Looking for a collaborator

No, I am not a Nazi looking for help among the French, but rather a lyricist seeking a musical composer to work with. I’m not a performance-level guitarist, but I’m skilled enough to write out chords and melodies; my musical skills, however, are nowhere near professional enough to produce all the sounds polished songs require. So how do I go about soliciting a song-writing partner?

I’m certainly willing to have him/her take half credit, and even to rewrite my chords altogether and set a different melody to a tune of mine. That’s not the issue I face. The issue is finding someone simpatico who is inventive and looking for a lyricist.

I’ve tried working with a couple of musician friends but it’s never really worked out. One close friend can’t even listen to my drafts because he stops me 30 seconds in to critique my guitar-playing, which really doesn’t get the point of what I’m trying to show him. That same friend also refuses –on principle, he says—to listen to the versions I’ve gotten an AI program to make for me. “I hate AI,” he says, and then proceeds to denounce the soul-sucking soulless monstrosity AI presents to all artists everywhere.

I think the AI program’s versions are pretty good actually, sometimes better than “pretty good,” but I find Ai tough to really collaborate with—it ignores some of my suggestions (when I prompt it to include a saxophone in the instrumentation, for example, it gives me a sax-less version, even after I repeat my request) and I’m not sure how the rights to an AI collaboration would work. I’d rather work with a person in the same room, at least on occasion. I’ve got another friend, a professional musician, who lives in my hometown, but unfortunately that hometown is 1500 miles from my current address. We see each other every other year or so, so that hasn’t worked out either.

So what do I do? Is there some online venue I could advertise on for what I want? Some IRL venues for me to hang out in? Maybe there’s someone on the Straight Dope who fits my bill? I can include some of the AI clips to give an idea of the sort of lyrics I write and the music I’ve come up with on my own and with AI’s help.

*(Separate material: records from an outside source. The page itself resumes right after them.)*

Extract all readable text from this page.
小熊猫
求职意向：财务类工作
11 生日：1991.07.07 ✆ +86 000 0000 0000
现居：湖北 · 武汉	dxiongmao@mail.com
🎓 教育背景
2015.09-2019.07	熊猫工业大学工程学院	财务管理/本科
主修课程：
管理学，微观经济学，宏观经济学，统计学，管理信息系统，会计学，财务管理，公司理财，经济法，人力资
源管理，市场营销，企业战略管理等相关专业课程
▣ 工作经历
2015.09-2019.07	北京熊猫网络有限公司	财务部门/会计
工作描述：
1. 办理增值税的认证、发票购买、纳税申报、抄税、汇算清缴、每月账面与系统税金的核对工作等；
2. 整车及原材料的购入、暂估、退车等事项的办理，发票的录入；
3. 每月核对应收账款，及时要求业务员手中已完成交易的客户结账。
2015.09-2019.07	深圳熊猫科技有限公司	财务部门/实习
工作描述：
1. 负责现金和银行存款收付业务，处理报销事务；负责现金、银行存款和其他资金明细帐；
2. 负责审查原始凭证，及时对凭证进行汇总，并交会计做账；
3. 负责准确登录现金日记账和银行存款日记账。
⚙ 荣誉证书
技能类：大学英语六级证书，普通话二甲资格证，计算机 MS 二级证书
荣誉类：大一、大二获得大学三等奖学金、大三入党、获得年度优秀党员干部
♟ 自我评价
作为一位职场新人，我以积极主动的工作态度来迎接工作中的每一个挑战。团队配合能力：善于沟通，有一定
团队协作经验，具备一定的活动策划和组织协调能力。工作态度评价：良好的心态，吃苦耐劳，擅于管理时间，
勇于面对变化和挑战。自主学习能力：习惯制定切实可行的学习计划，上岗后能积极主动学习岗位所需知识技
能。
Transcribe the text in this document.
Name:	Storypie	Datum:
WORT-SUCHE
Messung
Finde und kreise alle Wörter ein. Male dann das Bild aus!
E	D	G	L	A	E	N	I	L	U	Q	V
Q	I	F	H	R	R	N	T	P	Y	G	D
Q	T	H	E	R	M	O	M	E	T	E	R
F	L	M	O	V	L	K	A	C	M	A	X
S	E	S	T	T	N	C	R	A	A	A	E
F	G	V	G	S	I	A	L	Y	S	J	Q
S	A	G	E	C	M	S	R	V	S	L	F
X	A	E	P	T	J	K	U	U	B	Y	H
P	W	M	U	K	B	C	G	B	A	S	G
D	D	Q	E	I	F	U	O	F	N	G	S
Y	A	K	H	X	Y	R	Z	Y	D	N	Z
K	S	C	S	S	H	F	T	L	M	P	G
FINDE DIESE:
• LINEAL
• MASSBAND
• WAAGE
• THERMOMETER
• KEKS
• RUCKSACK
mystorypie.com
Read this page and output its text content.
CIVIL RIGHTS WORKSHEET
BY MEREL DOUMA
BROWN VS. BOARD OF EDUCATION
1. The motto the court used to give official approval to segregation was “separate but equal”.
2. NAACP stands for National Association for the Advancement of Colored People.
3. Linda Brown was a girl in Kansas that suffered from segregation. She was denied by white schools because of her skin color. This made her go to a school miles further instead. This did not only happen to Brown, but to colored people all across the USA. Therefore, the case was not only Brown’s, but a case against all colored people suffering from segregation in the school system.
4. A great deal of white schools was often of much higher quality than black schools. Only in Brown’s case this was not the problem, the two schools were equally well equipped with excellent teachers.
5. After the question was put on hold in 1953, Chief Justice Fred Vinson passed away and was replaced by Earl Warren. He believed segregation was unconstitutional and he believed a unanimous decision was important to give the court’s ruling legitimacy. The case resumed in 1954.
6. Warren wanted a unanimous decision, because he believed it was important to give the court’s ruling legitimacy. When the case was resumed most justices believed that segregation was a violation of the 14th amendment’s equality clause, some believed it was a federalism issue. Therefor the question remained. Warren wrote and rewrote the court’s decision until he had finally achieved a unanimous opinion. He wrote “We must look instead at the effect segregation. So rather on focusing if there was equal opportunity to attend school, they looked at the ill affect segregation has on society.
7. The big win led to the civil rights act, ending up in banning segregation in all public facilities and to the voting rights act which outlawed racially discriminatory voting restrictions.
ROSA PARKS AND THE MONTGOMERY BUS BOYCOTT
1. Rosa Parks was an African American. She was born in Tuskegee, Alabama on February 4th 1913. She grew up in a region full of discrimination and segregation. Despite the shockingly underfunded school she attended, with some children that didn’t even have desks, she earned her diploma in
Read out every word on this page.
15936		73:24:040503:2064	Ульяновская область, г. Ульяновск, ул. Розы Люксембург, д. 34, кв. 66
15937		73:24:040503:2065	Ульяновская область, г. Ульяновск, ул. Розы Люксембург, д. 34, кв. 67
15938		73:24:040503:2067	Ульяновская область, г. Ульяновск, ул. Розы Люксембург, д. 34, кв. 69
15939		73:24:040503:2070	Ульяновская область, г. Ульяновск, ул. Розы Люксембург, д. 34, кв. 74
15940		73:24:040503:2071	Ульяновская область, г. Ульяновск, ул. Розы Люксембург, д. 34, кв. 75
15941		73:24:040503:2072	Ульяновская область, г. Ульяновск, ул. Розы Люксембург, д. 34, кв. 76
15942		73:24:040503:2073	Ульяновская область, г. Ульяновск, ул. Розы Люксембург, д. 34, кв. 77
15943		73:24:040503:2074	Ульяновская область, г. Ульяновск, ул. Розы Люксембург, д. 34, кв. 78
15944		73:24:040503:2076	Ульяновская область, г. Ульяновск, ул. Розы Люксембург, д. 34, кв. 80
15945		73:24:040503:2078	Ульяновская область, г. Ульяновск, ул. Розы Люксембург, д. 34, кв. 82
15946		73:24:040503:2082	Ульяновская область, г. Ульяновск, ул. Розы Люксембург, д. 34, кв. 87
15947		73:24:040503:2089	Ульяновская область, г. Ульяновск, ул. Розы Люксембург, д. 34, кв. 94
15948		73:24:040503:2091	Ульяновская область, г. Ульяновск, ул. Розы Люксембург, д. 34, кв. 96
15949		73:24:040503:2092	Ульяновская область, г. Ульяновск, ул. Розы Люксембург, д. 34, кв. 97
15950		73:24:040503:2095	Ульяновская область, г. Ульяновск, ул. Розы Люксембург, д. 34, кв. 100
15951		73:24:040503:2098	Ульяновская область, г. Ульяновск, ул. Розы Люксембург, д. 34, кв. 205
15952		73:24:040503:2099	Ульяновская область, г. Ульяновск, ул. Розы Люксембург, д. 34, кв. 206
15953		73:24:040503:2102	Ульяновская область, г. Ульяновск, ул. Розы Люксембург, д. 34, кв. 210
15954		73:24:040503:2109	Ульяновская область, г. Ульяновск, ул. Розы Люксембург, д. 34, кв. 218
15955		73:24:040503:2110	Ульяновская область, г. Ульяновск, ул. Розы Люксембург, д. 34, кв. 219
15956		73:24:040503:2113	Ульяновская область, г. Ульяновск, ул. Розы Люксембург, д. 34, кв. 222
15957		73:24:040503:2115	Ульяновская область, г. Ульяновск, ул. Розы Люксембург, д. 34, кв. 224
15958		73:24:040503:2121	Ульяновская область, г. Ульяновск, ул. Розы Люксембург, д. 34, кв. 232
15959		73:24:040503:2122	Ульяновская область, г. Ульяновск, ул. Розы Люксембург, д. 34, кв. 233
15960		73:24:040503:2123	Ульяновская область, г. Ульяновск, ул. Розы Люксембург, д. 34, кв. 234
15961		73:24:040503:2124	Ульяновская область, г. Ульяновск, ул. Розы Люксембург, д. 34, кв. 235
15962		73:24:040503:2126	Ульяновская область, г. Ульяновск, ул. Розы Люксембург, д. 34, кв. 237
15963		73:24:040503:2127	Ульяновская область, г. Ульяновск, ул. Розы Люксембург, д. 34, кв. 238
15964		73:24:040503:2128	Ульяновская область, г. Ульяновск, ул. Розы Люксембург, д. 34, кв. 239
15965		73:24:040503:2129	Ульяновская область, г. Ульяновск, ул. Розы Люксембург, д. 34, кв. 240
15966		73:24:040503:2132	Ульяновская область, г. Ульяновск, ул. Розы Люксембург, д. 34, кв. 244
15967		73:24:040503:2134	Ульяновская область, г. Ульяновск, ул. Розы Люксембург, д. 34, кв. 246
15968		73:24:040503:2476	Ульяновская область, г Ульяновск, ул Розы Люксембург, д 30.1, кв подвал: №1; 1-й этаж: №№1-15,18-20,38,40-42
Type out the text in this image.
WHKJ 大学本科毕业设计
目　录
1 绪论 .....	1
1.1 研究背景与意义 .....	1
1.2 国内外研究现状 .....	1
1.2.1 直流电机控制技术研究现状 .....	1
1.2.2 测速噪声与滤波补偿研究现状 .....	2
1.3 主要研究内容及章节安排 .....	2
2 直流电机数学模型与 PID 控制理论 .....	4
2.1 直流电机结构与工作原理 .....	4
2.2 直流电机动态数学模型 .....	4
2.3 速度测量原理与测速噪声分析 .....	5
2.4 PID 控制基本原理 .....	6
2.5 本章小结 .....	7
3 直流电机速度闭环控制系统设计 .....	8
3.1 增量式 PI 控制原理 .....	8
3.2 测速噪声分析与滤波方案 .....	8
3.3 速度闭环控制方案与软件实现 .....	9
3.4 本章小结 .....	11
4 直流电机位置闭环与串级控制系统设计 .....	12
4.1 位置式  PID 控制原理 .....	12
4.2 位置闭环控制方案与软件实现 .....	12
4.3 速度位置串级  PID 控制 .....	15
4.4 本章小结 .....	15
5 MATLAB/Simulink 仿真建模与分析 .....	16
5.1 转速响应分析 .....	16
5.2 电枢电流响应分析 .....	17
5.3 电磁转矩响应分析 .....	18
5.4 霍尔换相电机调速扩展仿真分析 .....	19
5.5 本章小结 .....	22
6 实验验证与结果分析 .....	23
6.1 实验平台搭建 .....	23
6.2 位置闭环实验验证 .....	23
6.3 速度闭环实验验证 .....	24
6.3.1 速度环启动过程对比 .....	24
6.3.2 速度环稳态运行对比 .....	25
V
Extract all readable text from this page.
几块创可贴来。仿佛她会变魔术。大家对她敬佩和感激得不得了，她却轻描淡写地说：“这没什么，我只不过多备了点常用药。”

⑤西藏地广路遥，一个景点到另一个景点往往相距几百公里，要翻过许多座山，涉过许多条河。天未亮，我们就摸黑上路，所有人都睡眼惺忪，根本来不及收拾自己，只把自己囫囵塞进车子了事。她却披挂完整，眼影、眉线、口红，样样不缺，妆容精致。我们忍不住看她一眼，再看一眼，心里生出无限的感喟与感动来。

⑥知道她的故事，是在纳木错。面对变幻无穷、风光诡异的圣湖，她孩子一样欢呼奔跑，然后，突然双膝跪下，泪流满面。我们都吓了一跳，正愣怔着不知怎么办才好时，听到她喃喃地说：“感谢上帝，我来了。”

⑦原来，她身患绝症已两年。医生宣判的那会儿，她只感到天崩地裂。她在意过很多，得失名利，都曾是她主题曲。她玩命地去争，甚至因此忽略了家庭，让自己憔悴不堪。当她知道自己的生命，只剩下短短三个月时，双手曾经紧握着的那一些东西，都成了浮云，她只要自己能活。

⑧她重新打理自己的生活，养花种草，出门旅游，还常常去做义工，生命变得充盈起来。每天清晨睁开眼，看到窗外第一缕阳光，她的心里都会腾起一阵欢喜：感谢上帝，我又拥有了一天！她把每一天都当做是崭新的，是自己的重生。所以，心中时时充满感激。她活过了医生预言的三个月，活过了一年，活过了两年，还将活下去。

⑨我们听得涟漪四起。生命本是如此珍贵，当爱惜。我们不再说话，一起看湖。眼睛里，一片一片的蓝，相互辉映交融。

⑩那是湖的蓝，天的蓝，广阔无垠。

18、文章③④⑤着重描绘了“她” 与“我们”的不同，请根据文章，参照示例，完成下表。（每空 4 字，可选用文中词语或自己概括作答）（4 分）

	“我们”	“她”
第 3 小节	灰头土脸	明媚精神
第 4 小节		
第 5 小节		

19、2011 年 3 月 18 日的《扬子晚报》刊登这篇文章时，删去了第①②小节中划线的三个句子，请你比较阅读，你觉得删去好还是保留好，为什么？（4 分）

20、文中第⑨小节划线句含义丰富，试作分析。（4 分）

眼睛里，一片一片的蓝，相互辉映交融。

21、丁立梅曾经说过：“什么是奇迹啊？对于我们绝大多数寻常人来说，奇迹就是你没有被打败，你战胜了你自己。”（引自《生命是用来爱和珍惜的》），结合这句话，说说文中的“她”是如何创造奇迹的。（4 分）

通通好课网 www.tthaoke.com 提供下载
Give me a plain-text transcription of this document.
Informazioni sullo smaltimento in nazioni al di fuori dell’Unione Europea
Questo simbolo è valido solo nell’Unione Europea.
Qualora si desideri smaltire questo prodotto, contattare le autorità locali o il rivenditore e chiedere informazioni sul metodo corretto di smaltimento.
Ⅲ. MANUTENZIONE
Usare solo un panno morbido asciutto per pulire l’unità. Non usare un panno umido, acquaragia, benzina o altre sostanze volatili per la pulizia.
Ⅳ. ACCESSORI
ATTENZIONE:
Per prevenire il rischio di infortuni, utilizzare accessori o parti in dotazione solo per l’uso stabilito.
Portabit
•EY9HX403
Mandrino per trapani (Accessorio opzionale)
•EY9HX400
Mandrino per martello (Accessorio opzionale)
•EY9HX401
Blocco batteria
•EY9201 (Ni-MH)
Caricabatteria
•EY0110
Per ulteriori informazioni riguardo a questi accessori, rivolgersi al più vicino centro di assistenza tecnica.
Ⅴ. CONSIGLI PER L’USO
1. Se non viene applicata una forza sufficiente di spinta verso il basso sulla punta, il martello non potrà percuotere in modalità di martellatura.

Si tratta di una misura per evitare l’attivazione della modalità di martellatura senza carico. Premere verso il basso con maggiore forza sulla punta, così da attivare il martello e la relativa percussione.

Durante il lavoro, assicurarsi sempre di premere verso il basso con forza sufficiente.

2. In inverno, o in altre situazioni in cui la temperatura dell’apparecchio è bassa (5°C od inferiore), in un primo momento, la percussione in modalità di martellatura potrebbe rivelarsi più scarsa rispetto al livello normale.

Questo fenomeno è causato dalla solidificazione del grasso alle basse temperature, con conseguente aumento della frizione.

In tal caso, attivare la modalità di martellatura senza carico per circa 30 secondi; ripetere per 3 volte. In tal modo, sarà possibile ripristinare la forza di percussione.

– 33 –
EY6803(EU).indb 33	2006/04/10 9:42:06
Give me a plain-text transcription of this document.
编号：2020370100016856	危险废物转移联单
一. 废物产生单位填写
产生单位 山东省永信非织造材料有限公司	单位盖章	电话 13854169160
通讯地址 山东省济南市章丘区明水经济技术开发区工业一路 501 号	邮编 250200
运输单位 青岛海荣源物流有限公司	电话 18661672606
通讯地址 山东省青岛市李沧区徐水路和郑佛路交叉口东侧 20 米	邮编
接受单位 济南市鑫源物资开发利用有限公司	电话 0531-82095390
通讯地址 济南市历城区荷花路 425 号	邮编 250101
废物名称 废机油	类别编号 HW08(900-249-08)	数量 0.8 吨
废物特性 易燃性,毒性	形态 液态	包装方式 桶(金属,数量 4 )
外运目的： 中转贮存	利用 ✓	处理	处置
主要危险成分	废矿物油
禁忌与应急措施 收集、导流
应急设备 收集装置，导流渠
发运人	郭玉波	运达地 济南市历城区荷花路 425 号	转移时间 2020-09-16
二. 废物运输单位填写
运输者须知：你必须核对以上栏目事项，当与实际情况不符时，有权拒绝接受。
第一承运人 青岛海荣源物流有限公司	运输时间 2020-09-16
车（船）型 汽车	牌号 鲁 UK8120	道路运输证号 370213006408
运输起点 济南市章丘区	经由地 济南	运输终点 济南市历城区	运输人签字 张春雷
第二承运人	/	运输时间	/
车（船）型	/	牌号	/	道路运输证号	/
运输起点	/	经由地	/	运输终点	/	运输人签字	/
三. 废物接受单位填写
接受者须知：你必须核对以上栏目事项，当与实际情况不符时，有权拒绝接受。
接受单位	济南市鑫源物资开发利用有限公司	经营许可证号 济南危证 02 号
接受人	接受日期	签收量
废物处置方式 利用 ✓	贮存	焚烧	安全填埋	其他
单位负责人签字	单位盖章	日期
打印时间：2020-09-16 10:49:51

How much public credit are you planning to give the AI program(s) you use?

As much as I’m legally required to give. Why?.

I’m using the AI mostly as a way to give potential collaborators some idea of what the song could sound like, with decent instrumentation, and a good singing voice. AI makes some mistakes, which I can explain away: It mispronounces some words, emphasizes others on the wrong syllable, and makes typical AI mistakes–repeating lines I don’t want repeated, sometimes it provides weird effects (crowd noise, for example). But it sings better than I can, and plays many more instruments than I do.

I think you should work on your clips/examples/samples first, long before your many written words. Make a demo track to present (edit, to another musician, like me) & describe what you imagine added to it.

The friend you already approached was probably your best-case audience and potential collaborator candidate and he didn’t last half a minute.